Jokowi saat memberikan sosialisasi prioritas dana desa tahun 2019 di hadapan ribuan pendamping desa se-Jatim di Surabaya (Nana)
Jokowi saat memberikan sosialisasi prioritas dana desa tahun 2019 di hadapan ribuan pendamping desa se-Jatim di Surabaya (Nana)

MALANGTIMES - Presiden Joko Widodo atau lebih beken disapa Jokowi menyapa ribuan pendamping desa se-Jawa Timur (Jatim) di Surabaya dalam acara sosialisasi prioritas penggunaan dana desa tahun 2019, Sabtu (02/02/2019).

Keberadaan Jokowi dalam acara tersebut dalam rangka memberikan support dan apresiasi kepada seluruh pendamping desa yang telah bersama-sama pemerintah menyukseskan pembangunan dengan sumber anggaran pusat dengan jumlah ratusan triliun rupiah sejak digulirkan.

"Keberhasilan pembangunan di desa sangat didukung oleh para pendamping desa. Jatim, pendampingnya sangat militan," kata Jokowi yang disambut gemuruh tepuk tangan ribuan pendamping dari berbagai Kabupaten di Jatim.

Dia memberikan apresiasi tinggi kepada pendamping desa yang telah mengawal realisasi penggunaan dana desa dengan capaian 99,6 persen di tahun 2018 lalu. Selain itu, calon presiden yang berpasangan dengan Ma'aruf Amin ini juga menitipkan sesuatu kepada pendamping desa di tahun 2019.

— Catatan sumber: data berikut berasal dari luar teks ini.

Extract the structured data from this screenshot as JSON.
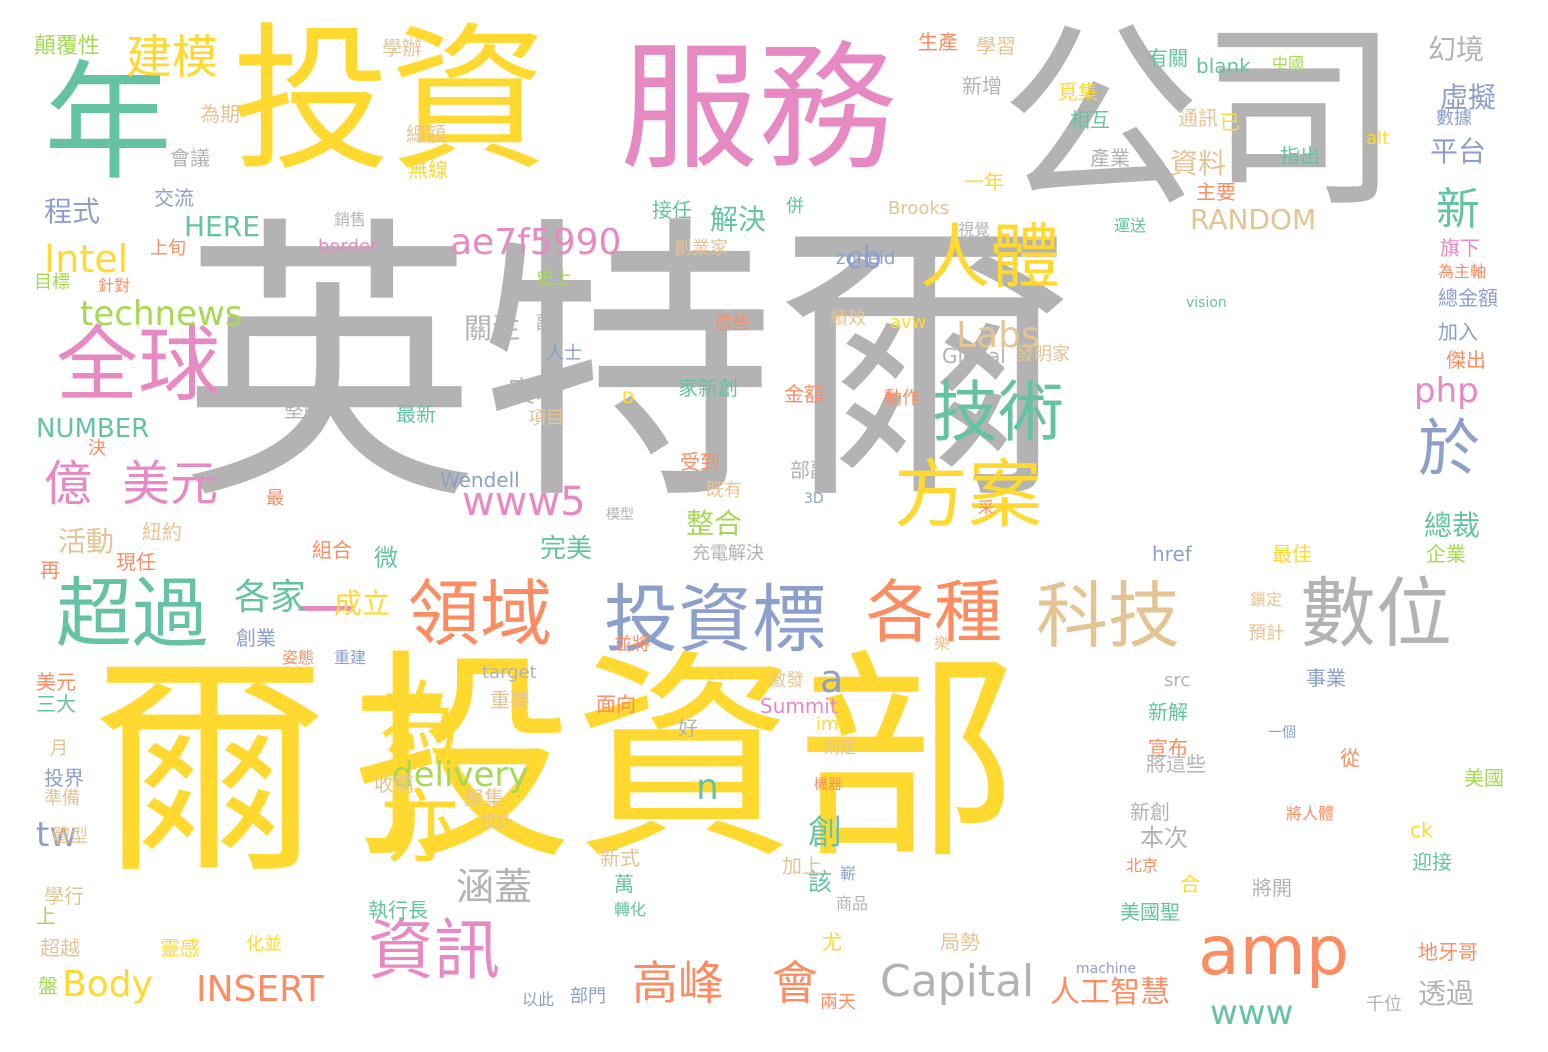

Jokowi  yang didampingi oleh sang isteri serta Menteri Desa Pembangunan Daerah Tertinggal dan Transmigrasi (Mendes PDTT), serta Gubernur Jatim, meminta agar pendamping bisa mengawal belanja pembangunan di desa dampingannya. "Saya titip kalau belanja material pembangunan atau lainnya beli di desa. Kalau terpaksa dan kepepet, beli di wilayah kecamatannya," ujar Jokowi yang juga menegaskan, "Kita tidak ingin uang kembali ke kota. Dana Desa kembali ke Jakarta," imbuhnya.

Pernyataan Jokowi tersebut dilandasi dengan adanya harapan besar, bahwa dana desa bisa sepenuhnya berputar di desa. Paling jauh hanya sampai di wilayah kecamatan. Sehingga akan bisa meningkatkan income masyarakat. Ujungnya adalah adanya peningkatan kesejahteraan bagi masyarakat desa selain bangunan fisik yang telah terbangun.

Keinginan kuat Jokowi tersebut, dipertegas dengan pernyataannya kepada ribuan pendamping desa se-Jatim. "Ada yang tanya saya, pak harganya terpaut jauh dengan yang di luar desa. Tidak apa-apa yang penting uang berputar di desa," ujarnya yang kembali menegaskan, "Jangan sampai dana desa kembali ke Jakarta," imbuh Jokowi.

Sebagai informasi, total dana desa yang digelontorkan sejak tahun  2015 sampai 2018 telah mencapai Rp 187 triliun. Dimana setiap tahunnya mengalami peningkatan di setiap provinsi. Tahun 2019, Jokowi pun dihadapan ribuan pendamping desa menyampaikan adanya kenaikan dana desa. Yakni dengan total sekitar Rp 70 triliun di tahun ini. Sedangkan untuk Jatim mendapatkan Rp 19 triliun.

"Semua dana desa ini kita harapkan bisa berputar di desa. Tidak harus keluar apalagi sampai kembali ke Jakarta," pungkas Jokowi.